Desayuno en la hierba


Barranco de los Tanques, 08/06/11


Desde la altura de la mañana, un barranco desde donde se oyen los ladridos de un perro perezoso, el azul intenso y quebrado de pequeñas olas en la distancia, el liviano azul del horizonte, las nubes, ajenas al mar listado en lo alto del lienzo de vaporosa blancura cenicienta.

Esta parte del país cortado abruptamente por la exuberancia tropical de los barrancos; este sol de mañana primaveral que pone sus gotas de color vibrante en las hojas de la avena loca, que atusa la pelambrera de los dragos; esta brisa que no es la Brisa de Colerige, sino más violenta que ésta que era como murmullo de alas de paloma en un corazón anhelante; estos graznidos de las chovas piquigualdas que parecen más que gritos escarceos amorosos, el cortejo rudo de unas voces que no saben adoptar el timbre de la voz del deseo o del encuentro; esas pitas de verde plateado que lustra el sol con la suavidad aterciopelada con que recorre a veces los paseos y las calles de un domingo de invierno en que la mañana huele a churros y café con leche... mientras desayuno en la hierba al borde del barranco.









El Tablado


Jo, qué grande es el mar. Allá abajo, tras los acantilados y la mocha rendondeada de un drago y una fila de chumberas. Sí, una cosa es saber algo y otra muy distinta sentirlo. Una casa abandonada con el saloncito donde escribo abierto al norte, las olas diminutas con su ociquillo blanco asomando entre los lomos oscuros del agua; y el cuerpo cansado de bajar y subir desde muy temprano enormes, salvajes, maravillosos barrancos; cada uno un mundo, un jardín botánico tropical descolgándose de las balconadas de lava oscura; y media tableta de chocolate con pan, no mucho más, también agua, mientras la tarde, muy ventosa, va llevando de la mano al sol hacia el borde del agua.

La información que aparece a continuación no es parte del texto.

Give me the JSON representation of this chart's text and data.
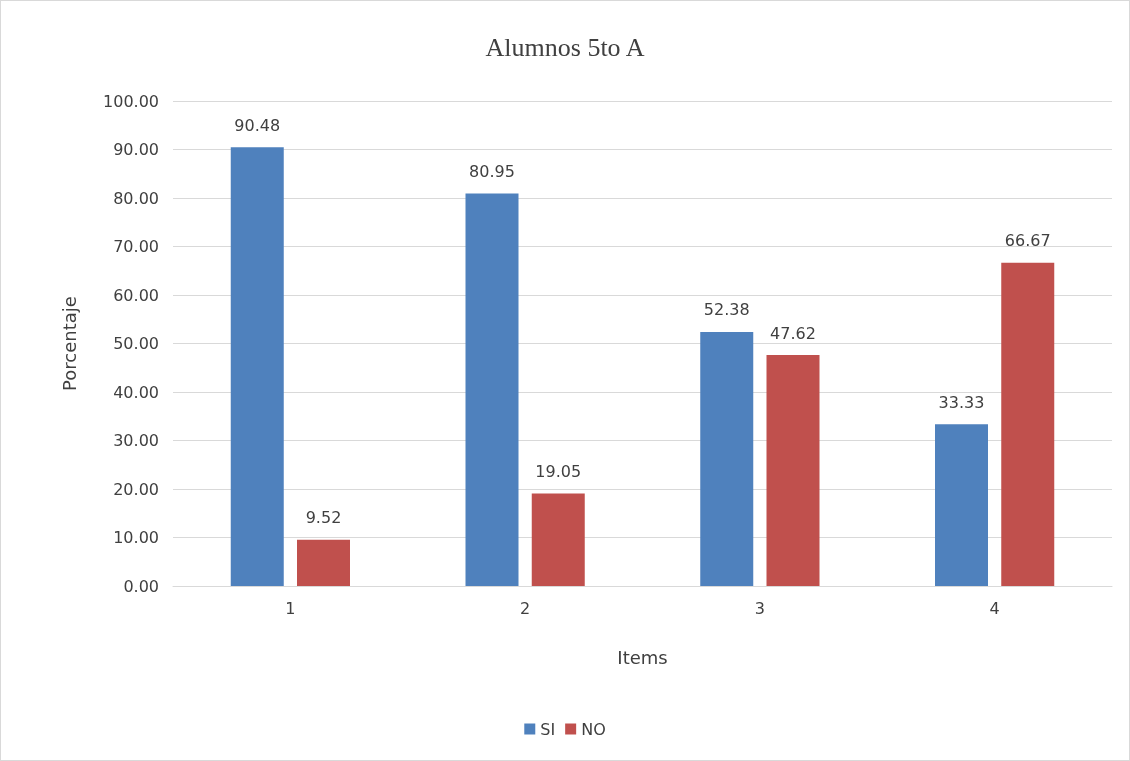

El viento hace fuuUUuuuuu.... uuu y mueve las ventanas rotas de mi refugio de ocasión, una casita por la que alguno daría mucho dinero, pero que aquí, tan lejos de casa y del mundo, seguro que la medio regalan. Si desde aquí me pusiera a nadar en línea recta en dirección norte, lo mismo llegaba a Groenlandia. Cuánta agua para nosotros que somos tan chiquititos. Sucede a veces que uno se sienta muy muy pequeño en relación al mundo que pisa; quizás por eso la novela de José María Merino, El centro del aire, sea eso: bueno, no está mal. Todas nuestras numerosas preocupaciones caben a veces en el pequeño recodo que forman unas pocas comas mientras el mundo sigue ahí inmutable en su infinita indiferencia, en su magnifico esplendor. ¿Por qué el mar sosiega, su infinitud, su reiteración, su bronco rumor? Aquellos versos de John Keats:

Vosotros, que tenéis vuestros ojos cansados e irritados,
haced que se recreen ante la vasta inmensidad del mar.
Vosotros, que tenéis el oído anegado en roncos gritos,
cansados de las mismas melodías,
sentaos cerca de una de esas grutas del mar, y ensimismaos
hasta que os sobresalte algo así como un canto de sirenas.